The Navy has grown increasingly alarmed at what Walsh called Iran’s “provocations.” Once cordial Navy ship-to-ship relations with Iran in the Gulf have disintegrated over the past 18 months as Iranian vessels made “probing” incursions into Iraqi waters, he said.

 

Iran’s rhetoric “has been more strident, vocal and in your face,” he said.

 

“They threaten to use oil as a weapon. They threaten to close the Straits of Hormuz,” Walsh said. “And so it is the combination of the rhetoric, the tone and the aggressive exercises in very constrained waters that gives us concern.

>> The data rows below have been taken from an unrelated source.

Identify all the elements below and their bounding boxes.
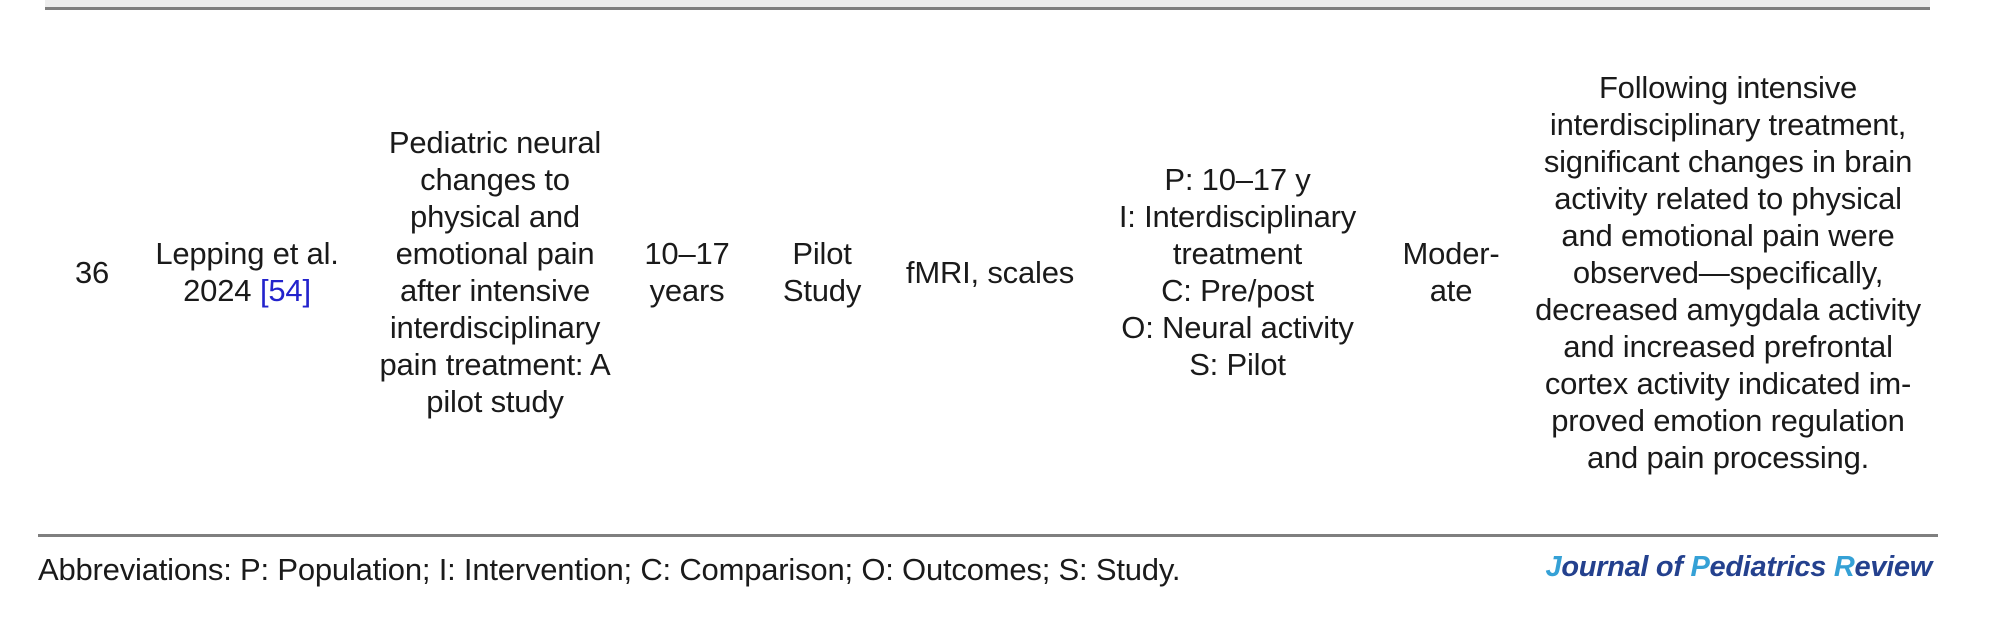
journal-logo-initial-j: J [1545, 551, 1562, 583]
journal-logo-initial-r: R [1833, 551, 1855, 583]
cell-assessment-tools: fMRI, scales [905, 254, 1075, 290]
author-names: Lepping et al. [155, 236, 339, 271]
authors-text: Lepping et al. 2024 [54] [155, 235, 339, 309]
cell-key-findings: Following intensive interdisciplinary tr… [1535, 69, 1921, 475]
previous-row-shading [45, 0, 1930, 7]
cell-quality-rating: Moder- ate [1402, 236, 1500, 308]
cell-study-number: 36 [74, 254, 110, 290]
cell-authors: Lepping et al. 2024 [54] [132, 10, 362, 534]
footer-abbreviations: Abbreviations: P: Population; I: Interve… [38, 552, 1181, 587]
table-row-divider-top [45, 7, 1930, 10]
journal-logo-text: eview [1854, 551, 1933, 583]
cell-study-design: Pilot Study [782, 236, 862, 308]
journal-logo-text: ournal of [1561, 551, 1691, 583]
table-bottom-rule [38, 534, 1938, 537]
journal-logo-text: ediatrics [1709, 551, 1834, 583]
journal-logo-initial-p: P [1690, 551, 1710, 583]
citation-reference-link[interactable]: [54] [259, 273, 311, 308]
cell-age-range: 10–17 years [644, 236, 730, 308]
cell-picos: P: 10–17 y I: Interdisciplinary treatmen… [1118, 162, 1357, 382]
journal-logo: Journal of Pediatrics Review [1546, 549, 1933, 586]
publication-year: 2024 [183, 273, 252, 308]
cell-study-title: Pediatric neural changes to physical and… [379, 125, 611, 419]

We can only conclude that it is an act done in provocation, and to intimidate and to strike fear into those in the region.”

 

Since the Stennis was ordered to the region, Iranian leaders have increasingly warned that the U.S. intends to attack Iran. They have warned that Iran would respond to any attack by closing off the oil shipping or attacking U.S. interests in the region.

 

The Straits of Hormuz are 34 miles across, but the shipping lanes in them are only about six miles wide.

 

Walsh said it was doubtful that Iran could physically block the entire six-mile lanes with mines — but hitting only a few vessels with missiles and mines would “terrorize” shipping and have the same effect.

 

“It’s more the threat of mines than the threat of closing the straits. That would have dramatic effects on markets around the world,” he said.

 

Walsh said his biggest worry was that Iran would underestimate U.S. resolve to protect its interests in the world’s richest oil region. He said the tone of Iranian leaders could make their commanders on the ground more reckless.

 

“It’s a mix and a formulation where you can have misunderstanding,” he said.

 

Asked whether the Navy would launch an attack on Iran if Iranian involvement were confirmed in a deadly incident in Iraq, Walsh said he was unable to discuss the Navy’s rules of engagement. But he added, “There are events on land that can spill over onto the sea.”

 

At the same time, Walsh said he understood that U.S.-allied Gulf nations were alarmed by increasing U.S.-Iranian hostility and fear military conflict could bring attacks on their soil.

 

Walsh said he was aware that a University of Maryland/Zogby International poll of Arab public opinion this month showed residents of the United Arab Emirates, Saudi Arabia and other allies believe Iran is far less of a threat than the U.S. and Israel.